Despite the growth of new tech hubs around the world, Silicon Valley is still the number one ecosystem from which to build a consumer-facing app. With its many generations of institutional expertise, it’s hard to argue otherwise.
And yet, the “techo-chamber” can also be dangerous.
Take Jamie Wong. Her company, Vayable, graduated from Y Combinator in 2012 (and 500 Startups in 2011) and raised funds from a notable group of Silicon Valley investors. She is very much “in” the Valley tech scene.
But she realizing something during a recent trip to Paris, when a friend asked if she needed to use an ATM. She replied, “No, I have my phone,” implying she could use her Square or Google Wallet accounts to pay for things.
“They joked, like, ‘You know they don’t take Square or Google Wallet here, right?” Wong says. Oh right. Even in the US, where Square and Google Wallet are currently available, there aren’t many regions outside of Soma and Palo Alto where literally anything you’d want to buy can be paid for with an app.
It was a reminder of why, as the founder of a travel site, it’s important to get outside of the Valley every once in awhile. Hell, it’s important for any tech entrepreneur to do that — it’s the best way to stem the criticism that rich, elitist Valley types only make apps for themselves and their friends.
Vayable’s early adopter community and Silicon Valley network is important to the company, but it is still a minority population that isn’t terribly mainstream, Wong says. ”As we were starting to build for this outlier population, I realized it would be potentially dangerous and risky for us to not break out,” Wong says.
So she drew up plans to do exactly that. Vayable has packed up its bags for a month-long “Pop-up Headquarters” trip to Paris, where her team will host a number of community events for its guides and users. The team left yesterday.
While there, Vayable team members will book and go on as many Vayable experiences as possible while also recruiting new guides, holding office hours for existing guides, and getting feedback so that the guides can help shape Vayable’s product roadmap.

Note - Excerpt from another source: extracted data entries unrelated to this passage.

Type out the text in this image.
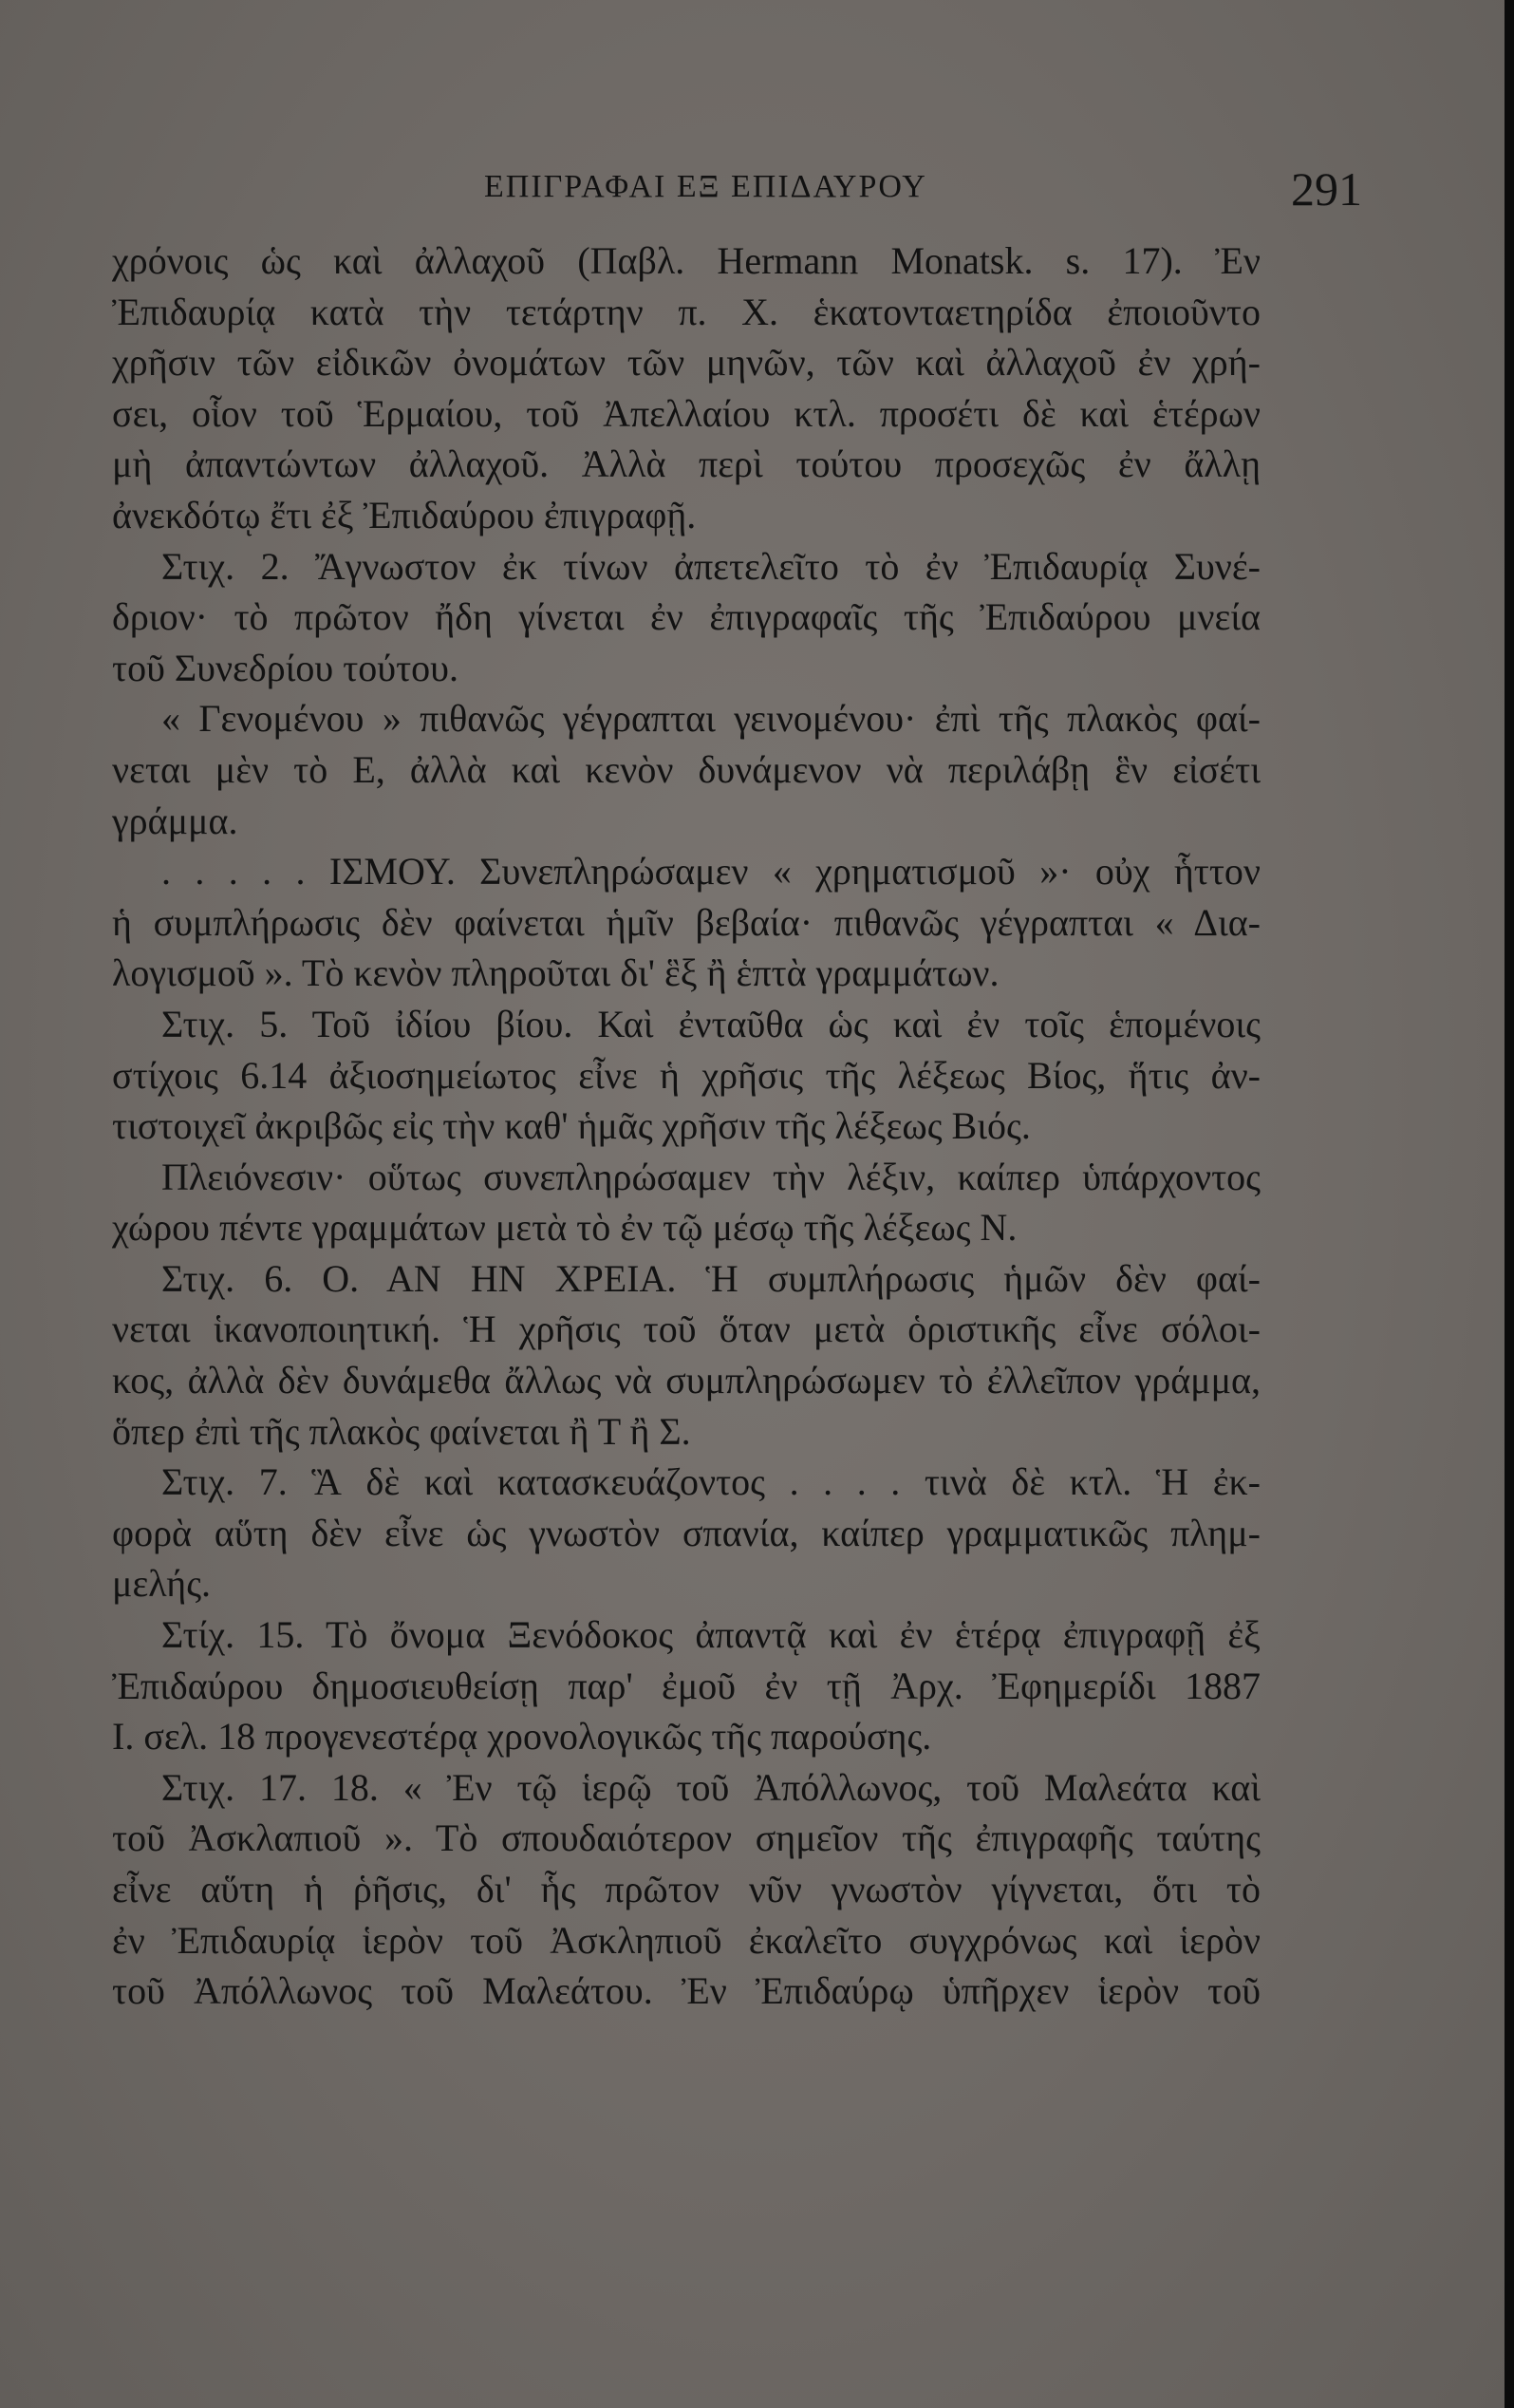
ΕΠΙΓΡΑΦΑΙ ΕΞ ΕΠΙΔΑΥΡΟΥ	291
χρόνοις ὡς καὶ ἀλλαχοῦ (Παβλ. Hermann Monatsk. s. 17). Ἐν
Ἐπιδαυρίᾳ κατὰ τὴν τετάρτην π. Χ. ἑκατονταετηρίδα ἐποιοῦντο
χρῆσιν τῶν εἰδικῶν ὀνομάτων τῶν μηνῶν, τῶν καὶ ἀλλαχοῦ ἐν χρή-
σει, οἷον τοῦ Ἑρμαίου, τοῦ Ἀπελλαίου κτλ. προσέτι δὲ καὶ ἑτέρων
μὴ ἀπαντώντων ἀλλαχοῦ. Ἀλλὰ περὶ τούτου προσεχῶς ἐν ἄλλῃ
ἀνεκδότῳ ἔτι ἐξ Ἐπιδαύρου ἐπιγραφῇ.
Στιχ. 2. Ἄγνωστον ἐκ τίνων ἀπετελεῖτο τὸ ἐν Ἐπιδαυρίᾳ Συνέ-
δριον· τὸ πρῶτον ἤδη γίνεται ἐν ἐπιγραφαῖς τῆς Ἐπιδαύρου μνεία
τοῦ Συνεδρίου τούτου.
« Γενομένου » πιθανῶς γέγραπται γεινομένου· ἐπὶ τῆς πλακὸς φαί-
νεται μὲν τὸ Ε, ἀλλὰ καὶ κενὸν δυνάμενον νὰ περιλάβῃ ἓν εἰσέτι
γράμμα.
. . . . . ΙΣΜΟΥ. Συνεπληρώσαμεν « χρηματισμοῦ »· οὐχ ἧττον
ἡ συμπλήρωσις δὲν φαίνεται ἡμῖν βεβαία· πιθανῶς γέγραπται « Δια-
λογισμοῦ ». Τὸ κενὸν πληροῦται δι' ἓξ ἢ ἑπτὰ γραμμάτων.
Στιχ. 5. Τοῦ ἰδίου βίου. Καὶ ἐνταῦθα ὡς καὶ ἐν τοῖς ἑπομένοις
στίχοις 6.14 ἀξιοσημείωτος εἶνε ἡ χρῆσις τῆς λέξεως Βίος, ἥτις ἀν-
τιστοιχεῖ ἀκριβῶς εἰς τὴν καθ' ἡμᾶς χρῆσιν τῆς λέξεως Βιός.
Πλειόνεσιν· οὕτως συνεπληρώσαμεν τὴν λέξιν, καίπερ ὑπάρχοντος
χώρου πέντε γραμμάτων μετὰ τὸ ἐν τῷ μέσῳ τῆς λέξεως Ν.
Στιχ. 6. Ο. ΑΝ ΗΝ ΧΡΕΙΑ. Ἡ συμπλήρωσις ἡμῶν δὲν φαί-
νεται ἱκανοποιητική. Ἡ χρῆσις τοῦ ὅταν μετὰ ὁριστικῆς εἶνε σόλοι-
κος, ἀλλὰ δὲν δυνάμεθα ἄλλως νὰ συμπληρώσωμεν τὸ ἐλλεῖπον γράμμα,
ὅπερ ἐπὶ τῆς πλακὸς φαίνεται ἢ Τ ἢ Σ.
Στιχ. 7. Ἃ δὲ καὶ κατασκευάζοντος . . . . τινὰ δὲ κτλ. Ἡ ἐκ-
φορὰ αὕτη δὲν εἶνε ὡς γνωστὸν σπανία, καίπερ γραμματικῶς πλημ-
μελής.
Στίχ. 15. Τὸ ὄνομα Ξενόδοκος ἀπαντᾷ καὶ ἐν ἑτέρᾳ ἐπιγραφῇ ἐξ
Ἐπιδαύρου δημοσιευθείσῃ παρ' ἐμοῦ ἐν τῇ Ἀρχ. Ἐφημερίδι 1887
Ι. σελ. 18 προγενεστέρᾳ χρονολογικῶς τῆς παρούσης.
Στιχ. 17. 18. « Ἐν τῷ ἱερῷ τοῦ Ἀπόλλωνος, τοῦ Μαλεάτα καὶ
τοῦ Ἀσκλαπιοῦ ». Τὸ σπουδαιότερον σημεῖον τῆς ἐπιγραφῆς ταύτης
εἶνε αὕτη ἡ ῥῆσις, δι' ἧς πρῶτον νῦν γνωστὸν γίγνεται, ὅτι τὸ
ἐν Ἐπιδαυρίᾳ ἱερὸν τοῦ Ἀσκληπιοῦ ἐκαλεῖτο συγχρόνως καὶ ἱερὸν
τοῦ Ἀπόλλωνος τοῦ Μαλεάτου. Ἐν Ἐπιδαύρῳ ὑπῆρχεν ἱερὸν τοῦ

And because Wong wanted to do the trip without increasing Vayable’s burn rate, the company lined up a sponsor for the trip. In exchange for sharing Vayable content in its mobile app, British Airways has paid for part of the trip.
Paris is Vayable’s biggest market. The site has 5000 “on-the-ground guides” in Western Europe and the US, as well as 150 “insiders,” which curate and offer advice. Vayable doesn’t disclose how many users it has. After the Paris trip, Vayable plans to do a similar program in New York.
Earlier this year, Vayable switched up its marketplace offering by introducing its “insiders” feature for peer-to-peer advice and trip-planning. Vayable’s curated group of insiders now create custom experiences and itineraries for travelers. Vayable takes a 15 percent cut from bookings done through its site, including anything from a $20 list of the restaurant recommendations to a $500 trip-booking service for six people. Vayable’s philosophy is that the site helps travelers cut through the clutter of reviews and guides on places like TripAdvisor.
Early results of the new approach seem to be paying off. During the travel high season this summer, bookings were $350,000 in June and $1.4 million in July after slyly introducing the new features, Forbes reported. The company plans to take the majority of its revenue from hotel bookings, Wong said.